Se essa lógica vale, então deveríamos começar falando sobre posse de armas
A chance de isso ser realmente aplicado é quase zero, e é tão irrealista quanto esperar que todos os pais resolvam por conta própria. Parece que só vai gerar desperdício de dinheiro e invasão de privacidade, sem alcançar nada
Isso deveria ser 100% responsabilidade e decisão dos pais. Cada criança é diferente, e as táticas autoritárias uniformes que se tornaram símbolo do atual governo do GOP na Flórida são apenas o começo das leis de fascismo cristão totalitário que eles querem impulsionar
Eu também sou pai/mãe, e todas essas coisas estão bloqueadas nos dispositivos do meu filho, provavelmente até pelo menos por volta dos 15 anos. Quando chegar a essa idade, posso avaliar e ajustar por cerca de um ano. Meu filho sabe que, se tentar burlar minha decisão, haverá consequências sérias e ele perderá muitos privilégios
Vejo isso como uma questão grande que precisa ser tratada seriamente em nível nacional. Ainda não vi no HN um argumento sólido em defesa das redes sociais. O argumento mais comum, de que “a criança fica isolada dos colegas”, é bastante superficial e parece fácil de contornar com um pouco de esforço dos pais
De quebra, este projeto de lei também elimina o problema do “todo mundo faz”. Claro que muita gente ainda fará, mas aí será ilegal, e isso permite ter uma conversa completamente diferente com a criança
No fim, tudo depende do que essa lei considera rede social
Coisas como os fóruns do fim dos anos 90 e começo dos anos 2000 também são redes sociais? E salas de chat? Sites sociais locais de uma escola ou cidade? Pensando na minha experiência como adolescente introvertido, muitas dessas coisas poderiam até ser benéficas
E Netflix, YouTube, podcasts? Podem ser tão prejudiciais quanto TikTok ou Instagram. Especialmente o YouTube, que tem muito conteúdo parecido
Já vi contas que afirmavam ser contas oficiais de programas infantis; talvez fossem oficiais de verdade, mas estavam cheias de vídeos absurdos com cenas de ação de vários episódios recortadas e coladas aleatoriamente. Para crianças, isso é como crack. O YouTube, claro, não faz nada. Porque quer fazer você pagar pelo YouTube Kids. Os detentores de direitos também querem que você compre o conteúdo, então deixam o conteúdo de baixa qualidade por lá
O problema é que, enquanto houver incentivo para criar conteúdo exploratório, ele continuará sendo criado. Dá para proibir, mas é um jogo de bater em toupeiras, e, como dano colateral, muita coisa interessante também morre. A alternativa é muito mais difícil: mudar os incentivos para manter a tecnologia incrível, mas impedir que quem cria coisas nocivas seja recompensado. Para isso, seriam necessárias mudanças econômicas e políticas, e as pessoas não gostam de pensar nisso
Como é um projeto de lei criado pela Câmara da Flórida, ele inclui uma definição. É claro que estamos falando da Câmara da Flórida que, na legislatura atual, produziu leis muito ruins, de “Parental Rights in Education” até retaliação contra falas da Disney. Ainda assim, este assunto parece menos partidário à primeira vista, então há motivo para ter esperança
A definição parece ter sido ajustada de forma bastante restrita. Mas o item (d)1d levanta dúvidas, porque a maioria das plataformas de redes sociais provavelmente alegará que não “projetou intencionalmente” seus serviços para serem viciantes. Pode depender das definições de “projetar” e “viciante”

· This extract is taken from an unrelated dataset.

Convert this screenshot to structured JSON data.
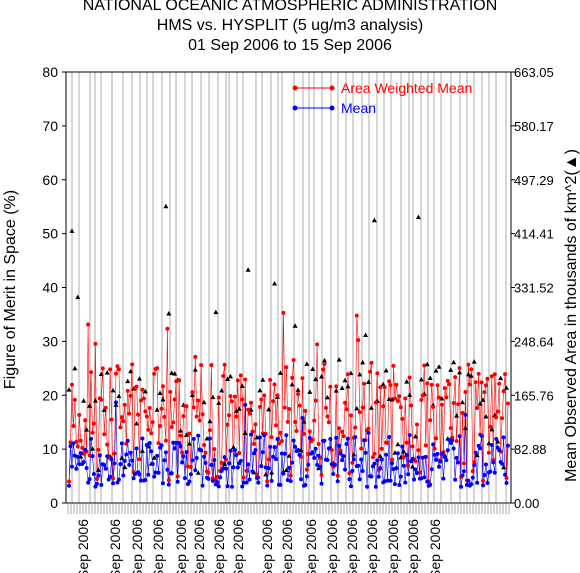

Parece que YouTube, Craigslist e LinkedIn foram excluídos como exceções específicas, sem citar os nomes das empresas, e a seleção algorítmica de conteúdo faz parte da definição. Para um projeto de lei que uma legislatura estadual poderia escrever, é até bastante bom, embora não seja isento de falhas. Fico feliz em ver meu estado natal aparecer nas notícias por algo bom, para variar
Concordo que o YouTube é um caso particularmente difícil. Mas parte do problema não vem da pressão dos colegas, e sim do uso como uma chupeta digital. Não há nenhum motivo especial para o mercado de tecnologia produzir um fluxo gratuito de vídeos adequado para crianças. Mídia baseada em anúncios tem prós e contras, mas, quando o alvo dos anúncios são crianças pequenas, fica muito mais difícil defendê-la. E os pais conseguem controlar muito mais o comportamento de uma criança de 4 anos do que o de uma de 14
A definição do projeto de lei é a seguinte:
Lembro que, quando eu era criança, todos os sites perguntavam “Você tem 13 anos ou mais?”, e eu conscientemente clicava em “sim”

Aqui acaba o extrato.